- TYPE : Residential building
- LOCATION : ashrafi esfahani, tehran, Iran
- DATE : 2025
- CLIENT : Private Sector
- AREA : 26000 m²
- STATUS : unbuilt

design process
In the Abazar Boulevard, within the transforming fabric of West Tehran, a project emerged in response to a need: The need for quality living, on a large scale, yet with a precise and human-centered vision. Shahab Residential Building is the outcome of confronting these questions: How can spatial quality be preserved in a mass-housing project? How can light, views, and tranquility be restored to residents within the dense urban fabric? This project comprises 10 residential floors, a luxurious lobby, and 4 basement levels, where recreational, leisure, and service spaces are designed. Defining the boundary between private and public was one of the key concepts in its design— a boundary shaped not physically, but through architecture, light, scale, and materials. Shahab was envisioned as a compact-unit residential complex, aligned with market needs. Having eleven units per floor posed major design challenges. But design is not merely responding to a program—it is redefining it. Through precise analysis of daylight, ventilation, and circulation, every unit was connected to natural light. The spatial organization ensured that even with high density, daylight and spatial quality were not sacrificed for unit numbers. From kitchens to living rooms, spaces were designed with full contemporary architectural standards. Rooms not only provide suitable scale for habitation, but also, through carefully designed openings, light, and views, respond to the needs of modern living. Living rooms, with a minimum width of 5 meters, were designed as true living spaces, not just functional zones. Shahab was designed as an urban garden-tower— a model of vertical living that still remains connected to nature, light, and openness. The site was positioned to allow natural daylight from all four sides—rare in Tehran’s urban fabric. To control the mass of the building and define a refined architectural expression, vertical voids were created in the façade. These cuts are not just formal gestures; they bring visual breathing, light penetration, and scale breakdown to the elevation. Thus, the building appears not as a massive block, but as a composition of harmonious volumes.

At the urban scale, Shahab respected the skyline of its neighborhood.

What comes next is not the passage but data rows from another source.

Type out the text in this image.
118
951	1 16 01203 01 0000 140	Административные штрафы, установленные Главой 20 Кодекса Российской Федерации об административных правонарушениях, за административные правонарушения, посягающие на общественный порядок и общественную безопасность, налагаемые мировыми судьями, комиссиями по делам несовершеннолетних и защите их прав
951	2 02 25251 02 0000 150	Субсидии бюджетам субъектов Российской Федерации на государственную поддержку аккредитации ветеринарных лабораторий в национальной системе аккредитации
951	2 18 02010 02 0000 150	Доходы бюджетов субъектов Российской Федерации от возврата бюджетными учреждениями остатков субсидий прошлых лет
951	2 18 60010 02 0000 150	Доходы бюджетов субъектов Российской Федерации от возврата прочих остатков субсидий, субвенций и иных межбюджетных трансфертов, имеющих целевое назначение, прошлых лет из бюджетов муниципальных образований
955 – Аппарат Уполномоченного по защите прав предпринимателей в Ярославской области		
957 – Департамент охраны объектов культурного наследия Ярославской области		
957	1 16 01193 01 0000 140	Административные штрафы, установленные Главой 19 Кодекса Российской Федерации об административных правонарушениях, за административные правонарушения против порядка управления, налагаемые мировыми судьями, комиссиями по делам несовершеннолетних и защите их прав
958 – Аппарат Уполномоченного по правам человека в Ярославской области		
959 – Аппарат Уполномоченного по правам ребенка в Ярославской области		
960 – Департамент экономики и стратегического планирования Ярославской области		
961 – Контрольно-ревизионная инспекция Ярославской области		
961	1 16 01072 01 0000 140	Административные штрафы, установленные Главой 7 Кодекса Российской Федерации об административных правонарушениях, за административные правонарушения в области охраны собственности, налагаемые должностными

By dividing the façade into three-story blocks, the building was perceived as organized, balanced, and proportionate from the street and adjacent buildings.
Inspired by the modern-minimalist approach, the façade conveys simplicity while maintaining rhythm, order, and identity—aligned with District 5’s regulations and approved by the façade committee.
At the entrance, a hotel-style drop-off zone enhances both car access and the quality of arrival, creating a unique sense of experience from the very first step.
The beating heart of the project lies beyond the residential floors:
a 700 m² lobby, designed in the spirit of the Persian garden—
an inviting open space, with green walls, ponds, water features, and a pavilion hosting a cozy café.
This lobby is a threshold between private and social life;
not merely an entryway to apartments, but the start of an architectural experience.
Next to the lobby, a complete range of service and leisure amenities is provided:
• Ground floor: lobby & waiting area, reception, guest suites, office-suites, library, gym, billiard room, game room, staff lounge, cinema hall, business lounge, and market.
• First basement (connected to the courtyard): central kitchen, restaurant, party room, kindergarten, children’s play area, spa (pool, sauna, jacuzzi), health clinic, men’s & women’s salons, carwash, janitorial services, and additional parking.
These spaces follow the concept of hospitality living—a model where everyday life merges with hotel-like services, without losing the sense of home.
In terms of massing, the layout maximized exposure to the south and west façades for better daylight, views, and visual quality.
On the west side, with a street frontage, full cantilever use allowed for architectural enhancement while also increasing sellable area.
Ultimately, Shahab is a redefinition of residential architecture in Tehran:
a narrative of scale, order, light, and spatial experience that not only meets a need but raises expectations.